The global rescue of the banks has had fatal effects. Financial giants of "systemic relevance" were created everywhere. These have been given massive competitive advantages and are bigger and more powerful than ever before. So powerful that they begun to bet against those states that were thrown into debt because of the bank bailouts in 2009. The rescued against the rescuers.
Now the states are being "rescued"
This opens a new chapter. The audience is in Greece. They see with what tricks a Greek central bank boss who was educated in the US makes half of the Greek public debt disappear with the help of Goldman Sachs, the US investment bank. This was Greece's entry ticket to the EU. 12 years later, the same trickster is appointed as the country's saviour. The billion Euro rescue packages are not saving Greece, instead they are again only rescuing the banks. Why is this the case? What is the background?

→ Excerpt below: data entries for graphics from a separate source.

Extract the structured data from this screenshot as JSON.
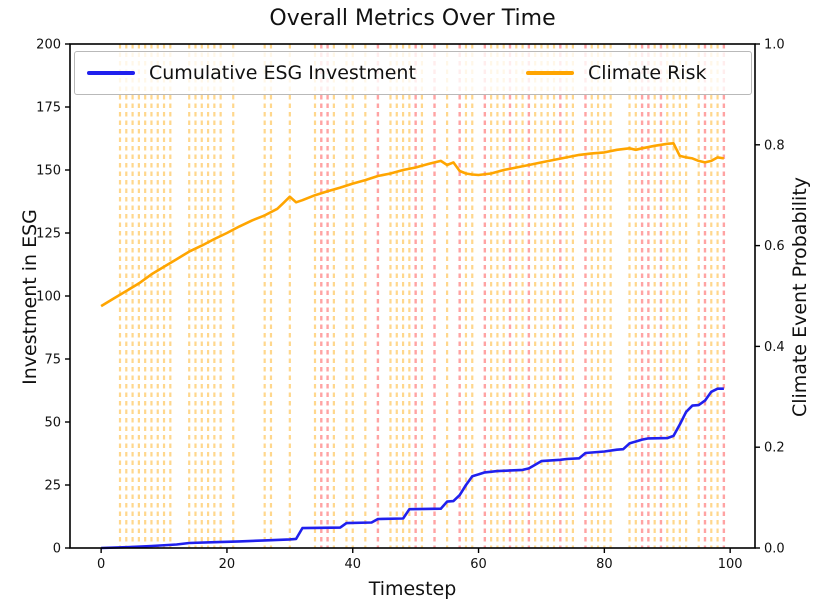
{
  "title": "Overall Metrics Over Time",
  "axes": {
    "x_label": "Timestep",
    "y_left_label": "Investment in ESG",
    "y_right_label": "Climate Event Probability",
    "x_ticks": [
      "0",
      "20",
      "40",
      "60",
      "80",
      "100"
    ],
    "x_tick_values": [
      0,
      20,
      40,
      60,
      80,
      100
    ],
    "y_left_ticks": [
      "0",
      "25",
      "50",
      "75",
      "100",
      "125",
      "150",
      "175",
      "200"
    ],
    "y_left_tick_values": [
      0,
      25,
      50,
      75,
      100,
      125,
      150,
      175,
      200
    ],
    "y_right_ticks": [
      "0.0",
      "0.2",
      "0.4",
      "0.6",
      "0.8",
      "1.0"
    ],
    "y_right_tick_values": [
      0,
      0.2,
      0.4,
      0.6,
      0.8,
      1.0
    ],
    "x_range": [
      -4.95,
      103.95
    ],
    "y_left_range": [
      0,
      200
    ],
    "y_right_range": [
      0,
      1
    ]
  },
  "legend": {
    "items": [
      {
        "label": "Cumulative ESG Investment",
        "color": "#2020ee"
      },
      {
        "label": "Climate Risk",
        "color": "#ffa500"
      }
    ]
  },
  "colors": {
    "esg_line": "#2020ee",
    "climate_line": "#ffa500",
    "investment_event_line": "rgba(255,166,0,0.45)",
    "climate_event_line": "rgba(255,50,50,0.45)",
    "spine": "#000000",
    "text": "#111111"
  },
  "chart_data": {
    "type": "line",
    "title": "Overall Metrics Over Time",
    "xlabel": "Timestep",
    "ylabel_left": "Investment in ESG",
    "ylabel_right": "Climate Event Probability",
    "xlim": [
      -4.95,
      103.95
    ],
    "ylim_left": [
      0,
      200
    ],
    "ylim_right": [
      0,
      1
    ],
    "grid": false,
    "legend_position": "upper center, 2 columns, semi-transparent",
    "series": [
      {
        "name": "Cumulative ESG Investment",
        "axis": "left",
        "color": "#2020ee",
        "style": "solid",
        "points": [
          [
            0,
            0
          ],
          [
            4,
            0.3
          ],
          [
            8,
            0.8
          ],
          [
            12,
            1.4
          ],
          [
            14,
            2.0
          ],
          [
            18,
            2.3
          ],
          [
            22,
            2.6
          ],
          [
            26,
            3.0
          ],
          [
            30,
            3.4
          ],
          [
            31,
            3.6
          ],
          [
            32,
            7.9
          ],
          [
            38,
            8.1
          ],
          [
            39,
            9.9
          ],
          [
            43,
            10.1
          ],
          [
            44,
            11.5
          ],
          [
            48,
            11.7
          ],
          [
            49,
            15.4
          ],
          [
            54,
            15.6
          ],
          [
            55,
            18.4
          ],
          [
            56,
            18.6
          ],
          [
            57,
            21.0
          ],
          [
            58,
            25.0
          ],
          [
            59,
            28.5
          ],
          [
            60,
            29.2
          ],
          [
            61,
            30.0
          ],
          [
            63,
            30.5
          ],
          [
            67,
            31.0
          ],
          [
            68,
            31.6
          ],
          [
            69,
            33.0
          ],
          [
            70,
            34.5
          ],
          [
            73,
            35.0
          ],
          [
            74,
            35.3
          ],
          [
            76,
            35.6
          ],
          [
            77,
            37.7
          ],
          [
            80,
            38.3
          ],
          [
            82,
            39.0
          ],
          [
            83,
            39.2
          ],
          [
            84,
            41.5
          ],
          [
            86,
            43.0
          ],
          [
            87,
            43.5
          ],
          [
            90,
            43.6
          ],
          [
            91,
            44.5
          ],
          [
            92,
            49.0
          ],
          [
            93,
            54.0
          ],
          [
            94,
            56.5
          ],
          [
            95,
            56.7
          ],
          [
            96,
            58.5
          ],
          [
            97,
            62.0
          ],
          [
            98,
            63.2
          ],
          [
            99,
            63.2
          ]
        ]
      },
      {
        "name": "Climate Risk",
        "axis": "right",
        "color": "#ffa500",
        "style": "solid",
        "points": [
          [
            0,
            0.48
          ],
          [
            2,
            0.495
          ],
          [
            4,
            0.51
          ],
          [
            6,
            0.525
          ],
          [
            8,
            0.543
          ],
          [
            10,
            0.558
          ],
          [
            12,
            0.573
          ],
          [
            14,
            0.588
          ],
          [
            16,
            0.6
          ],
          [
            18,
            0.613
          ],
          [
            20,
            0.625
          ],
          [
            22,
            0.638
          ],
          [
            24,
            0.65
          ],
          [
            26,
            0.66
          ],
          [
            28,
            0.673
          ],
          [
            29,
            0.685
          ],
          [
            30,
            0.697
          ],
          [
            31,
            0.686
          ],
          [
            32,
            0.69
          ],
          [
            34,
            0.7
          ],
          [
            36,
            0.708
          ],
          [
            38,
            0.715
          ],
          [
            40,
            0.723
          ],
          [
            42,
            0.73
          ],
          [
            44,
            0.738
          ],
          [
            46,
            0.743
          ],
          [
            48,
            0.75
          ],
          [
            50,
            0.755
          ],
          [
            52,
            0.762
          ],
          [
            54,
            0.768
          ],
          [
            55,
            0.76
          ],
          [
            56,
            0.765
          ],
          [
            57,
            0.748
          ],
          [
            58,
            0.743
          ],
          [
            59,
            0.741
          ],
          [
            60,
            0.74
          ],
          [
            62,
            0.743
          ],
          [
            64,
            0.75
          ],
          [
            66,
            0.755
          ],
          [
            68,
            0.76
          ],
          [
            70,
            0.765
          ],
          [
            72,
            0.77
          ],
          [
            74,
            0.775
          ],
          [
            76,
            0.78
          ],
          [
            78,
            0.783
          ],
          [
            80,
            0.785
          ],
          [
            82,
            0.79
          ],
          [
            84,
            0.793
          ],
          [
            85,
            0.79
          ],
          [
            86,
            0.793
          ],
          [
            88,
            0.798
          ],
          [
            90,
            0.802
          ],
          [
            91,
            0.803
          ],
          [
            92,
            0.778
          ],
          [
            93,
            0.775
          ],
          [
            94,
            0.773
          ],
          [
            95,
            0.768
          ],
          [
            96,
            0.765
          ],
          [
            97,
            0.768
          ],
          [
            98,
            0.775
          ],
          [
            99,
            0.773
          ]
        ]
      }
    ],
    "event_lines": {
      "style": "vertical dashed, full plot height",
      "investment_event_timesteps": [
        3,
        4,
        5,
        6,
        7,
        8,
        9,
        10,
        11,
        14,
        15,
        16,
        17,
        18,
        19,
        21,
        26,
        27,
        30,
        34,
        37,
        39,
        40,
        42,
        46,
        47,
        48,
        49,
        51,
        55,
        58,
        59,
        62,
        63,
        64,
        66,
        67,
        69,
        70,
        71,
        72,
        74,
        75,
        78,
        79,
        80,
        81,
        84,
        85,
        88,
        90,
        91,
        92,
        93,
        95,
        97,
        98
      ],
      "climate_event_timesteps": [
        35,
        36,
        44,
        50,
        53,
        57,
        61,
        65,
        68,
        73,
        77,
        86,
        87,
        89,
        96,
        99
      ]
    }
  }
}
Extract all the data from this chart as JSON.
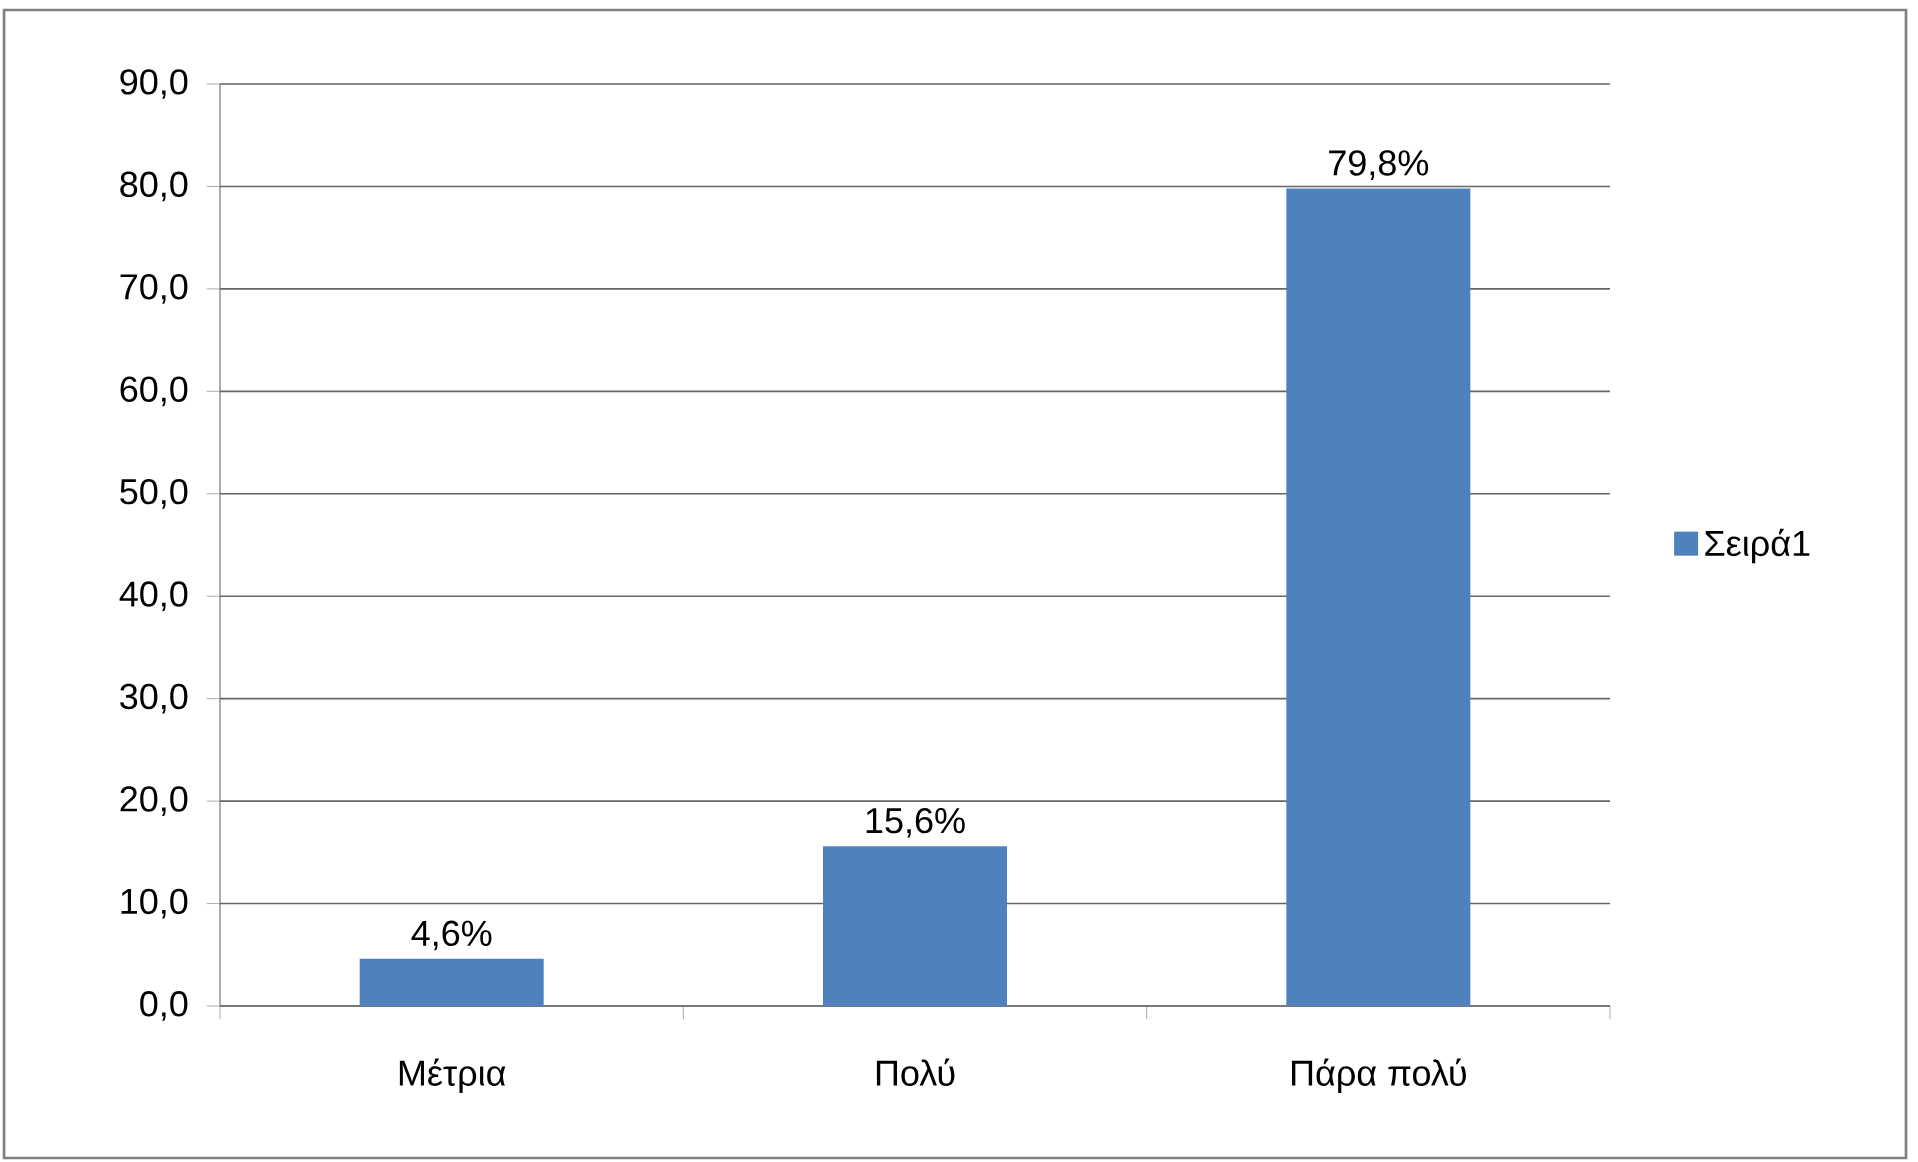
{
  "chart_data": {
    "type": "bar",
    "categories": [
      "Μέτρια",
      "Πολύ",
      "Πάρα πολύ"
    ],
    "series": [
      {
        "name": "Σειρά1",
        "color": "#4f81bd",
        "values": [
          4.6,
          15.6,
          79.8
        ],
        "value_labels": [
          "4,6%",
          "15,6%",
          "79,8%"
        ]
      }
    ],
    "ylim": [
      0,
      90
    ],
    "yticks": [
      {
        "value": 0,
        "label": "0,0"
      },
      {
        "value": 10,
        "label": "10,0"
      },
      {
        "value": 20,
        "label": "20,0"
      },
      {
        "value": 30,
        "label": "30,0"
      },
      {
        "value": 40,
        "label": "40,0"
      },
      {
        "value": 50,
        "label": "50,0"
      },
      {
        "value": 60,
        "label": "60,0"
      },
      {
        "value": 70,
        "label": "70,0"
      },
      {
        "value": 80,
        "label": "80,0"
      },
      {
        "value": 90,
        "label": "90,0"
      }
    ],
    "grid": "y",
    "legend": "right"
  }
}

The film travels to Italy and Spain
Here we find out about the role of the rating agencies, who obviously are at present directing this worsening of the debt crisis. Surprisingly, those who own the agencies are profiting from these ratings, seemingly as a matter of course, and form a power complex which determines the fate of states. They force the states under attack to implement massive cuts in public expenditure, allegedly to reduce the debt. In reality, these countries are economically driven into the abyss by these austerity measures. And public debt keeps growing and growing - also because big corporations and the very rich are hardly paying any taxes any more.
Investment bankers as politicians: Sachs Government
With the question of why politicians are bowing to "markets in a bad mood", we come across the fact that Goldman Sachs not only recruits one US Finance Minister after another but also the EU Commissioners for Competition, the President of the European Central Bank, etc., etc.
Alternatives are required and possible
Economists call for the immediate abolition of the rescue facility and bank bailout policies at the end of the film. This strategy has led Germany into the enormous liability risk of more than 1,000 billion € in toxic loans and threatens to put the old age pension system at risk. The film presents economic and political alternatives . These are not only accurately calculated but have also already been successfully implemented once: by US President Franklin D. Roosevelt in 1932, when he managed to impose narrow restrictions on the financial market and to create stable economic conditions for almost 70 years.
The CEO of the world's largest reinsurance company, Munich Re, Nikolaus von Bomhard, calls for dismantling the banks of "systemic relevance" and a highly restrictive regulation of the financial market. The US economist Nouriel Rubini asks, which improvements have been made for ordinary people since the deregulation of the trade in derivatives? When will we start to place restraints on the markets?